Former Jharkhand minister Hari Narayan Rai has been convicted of money-laundering by a special court under the Prevention of Money Laundering Act (PMLA), making him the first person to be convicted under the act since it came into effect 12 years ago. Rai has been sentenced to seven years' rigorous imprisonment (RI) following the conviction, and also has to pay a fine of Rs 50,000.

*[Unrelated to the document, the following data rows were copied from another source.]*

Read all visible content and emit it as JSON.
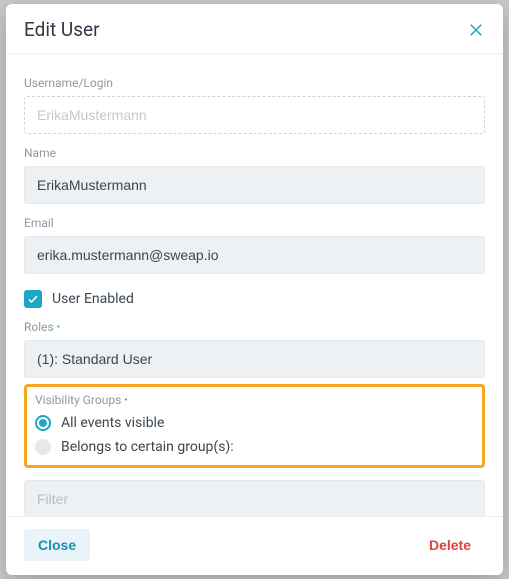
{
  "modal": {
    "title": "Edit User"
  },
  "fields": {
    "username_label": "Username/Login",
    "username_value": "ErikaMustermann",
    "name_label": "Name",
    "name_value": "ErikaMustermann",
    "email_label": "Email",
    "email_value": "erika.mustermann@sweap.io",
    "user_enabled_label": "User Enabled",
    "roles_label": "Roles",
    "roles_value": "(1): Standard User",
    "visibility_label": "Visibility Groups",
    "visibility_options": {
      "all": "All events visible",
      "groups": "Belongs to certain group(s):"
    },
    "filter_placeholder": "Filter"
  },
  "footer": {
    "close_label": "Close",
    "delete_label": "Delete"
  },
  "colors": {
    "accent": "#1ea7c4",
    "highlight": "#f5a623",
    "danger": "#d9463d"
  }
}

Also read: Cooperative banks 'seriously tampered' cash records for money laundering, says I-T Dept

"Rai has been pronounced guilty under Section 3, read with Section 4, of the Prevention of Money Laundering Act and has been sentenced to seven years' RI, the maximum under the said Act, and has been additionally fined Rs 5 lakh. The court found him guilty to launder the proceeds of crime to the tune of Rs 3,72,54,016," said the Enforcement Directorate (ED), which had probed the case.

The case pertains to the regime of Madhu Koda, who was chief minister of Jharkhand for two years. Rai was the tourism, urban development and forests minister in Koda's cabinet, and had been accused of laundering around Rs 3.72 crore in that position when the scam surfaced in 2009.

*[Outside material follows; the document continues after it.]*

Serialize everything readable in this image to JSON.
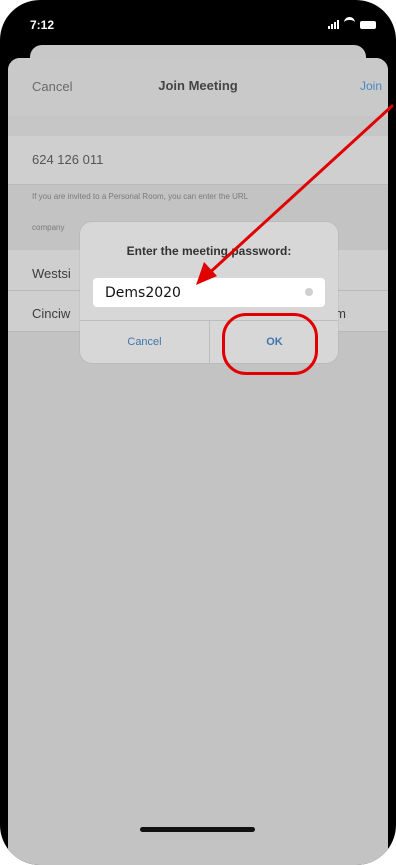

The Jharkhand Vigilance Bureau had initially filed FIRs in the case, which the ED would later take up and prosecute the case. The ED would also go on to file three charge-sheets in the case against Rai, besides arresting several people and attaching properties worth hundreds of crores of rupees.

An ED official was quoted by PTI as saying about the conviction and the sentencing: "This is a historic judgment as this becomes the first conviction under the PMLA in the country which was enacted in 2002 and implemented from 2005 in order to check and curb black money and grave financial crimes."

Several other big-ticket cases are currently being tried under the PMLA, like in the Rs 3,600-crore AgustaWestland VVIP chopper scam, and against former liquor baron Vijay Mallya, who has been accused of becoming a wilful defaulter and running away without paying loans his companies had taken.